After the pathologic examination of the specimen, central compartment neck dissection combined with total thyroidectomy is recommended [32]. But the use of central dissection is controversial when LNM is clinically negative, as the necessity is still not standardized clinically [33, 34]. In our study, we did not conduct a comparison of the lateral cervical area due to the limited number of included articles. However, all the previous studies [23, 27, 28] have shown that the sensitivities of both CT and US in detecting the lateral cervical area were higher than the sensitivities in detecting the central cervical area, while the difference of specificity of these two methods in detecting lateral and central cervical areas was not statistically significant. There are two possible explanations for this. Most tumors in the head and neck metastasized to lateral lymph nodes, and studies have mainly focused on lymph node metastasis in the lateral area [35, 36]. The diagnostic criteria for lateral lymph nodes may be not applicable for the central compartment. Besides, the anatomical complexity of the thoracic inlet and the difficulty in reading the imaging results may also limit the application of imaging methods in the central compartment.

Based solely on our statistical results, we recommend CT as the detection method due to its larger AUC than US. However, the cost of CT in examining the thyroid gland is much higher than that of US. The patients and radiologist could choose the appropriate detection methods considering the cost-benefit principle. In view of the low sensitivity of both CT and US in the central cervical area, more diagnostic studies should be conducted to assess the accuracy of CT and US in the central compartment, or new methods should be found and used to diagnose the central LNM.

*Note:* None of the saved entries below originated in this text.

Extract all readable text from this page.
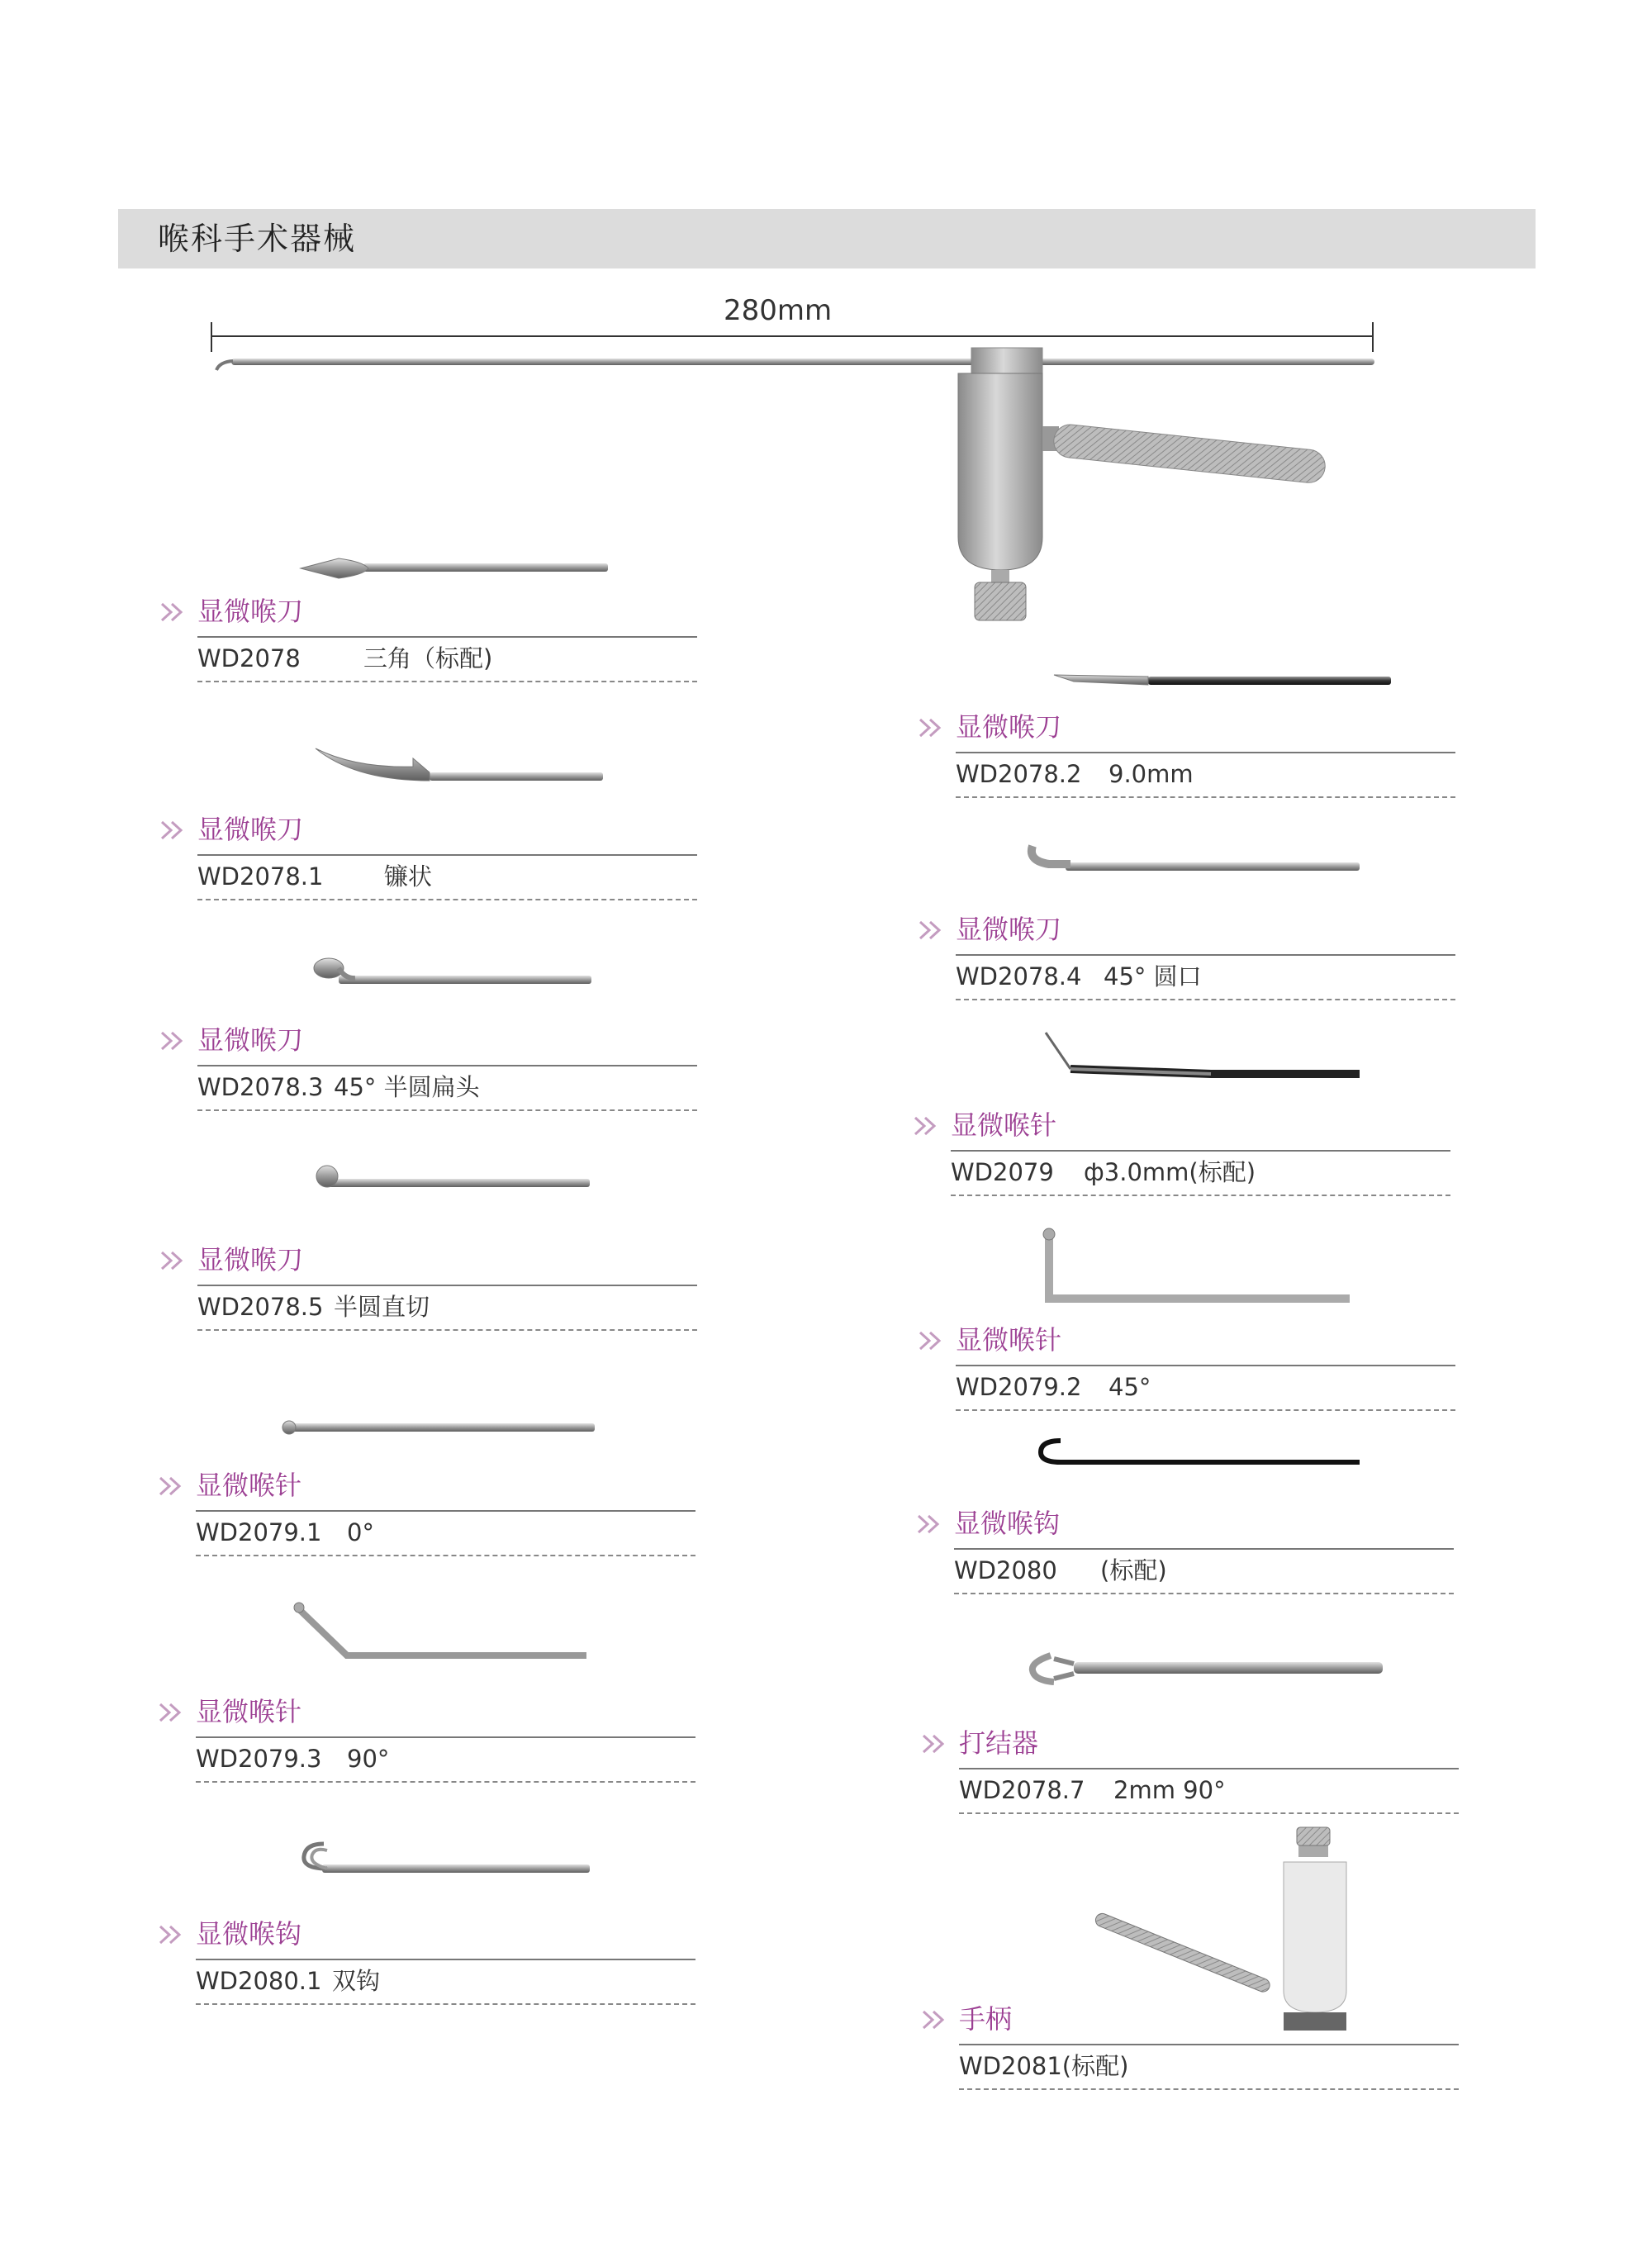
喉科手术器械
280mm
显微喉刀
WD2078	三角（标配)
显微喉刀
WD2078.1	镰状
显微喉刀
WD2078.3 45° 半圆扁头
显微喉刀
WD2078.5 半圆直切
显微喉针
WD2079.1 0°
显微喉针
WD2079.3 90°
显微喉钩
WD2080.1 双钩
显微喉刀
WD2078.2 9.0mm
显微喉刀
WD2078.4 45° 圆口
显微喉针
WD2079 ф3.0mm(标配)
显微喉针
WD2079.2 45°
显微喉钩
WD2080 (标配)
打结器
WD2078.7 2mm 90°
手柄
WD2081(标配)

There are some potential limitations in this study. First of all, high observer bias may exist for the non-blind surgical approaches, and the perception of both surgeons and patients could influence the diagnostic results. Second, publication bias in our study was not assessed, due to the fact that few articles were included, and the limited numbers of patients as well as articles included in our study would affect the quality and the results of the study (Table III). Also, because of the lack of stage information of thyroid carcinoma, the accuracy of the US and CT could be affected. Furthermore, in our study, there may be some information bias, resulting from devices changes in the wide time range of onset in included studies, and images changes of the different or blinded radiologist. In clinical practice, regular instrument maintenance and calibration, standardized training of radiologists and unified standard of diagnosis are necessary to reduce the information error.

In conclusion, the results of our meta-analysis demonstrated comparable diagnostic accuracy of US and CT. The specificity of both these methods was much higher than the sensitivity. More sensitive methods are required to detect LNM in the central neck.

Conflict of interest

The authors declare no conflict of interest.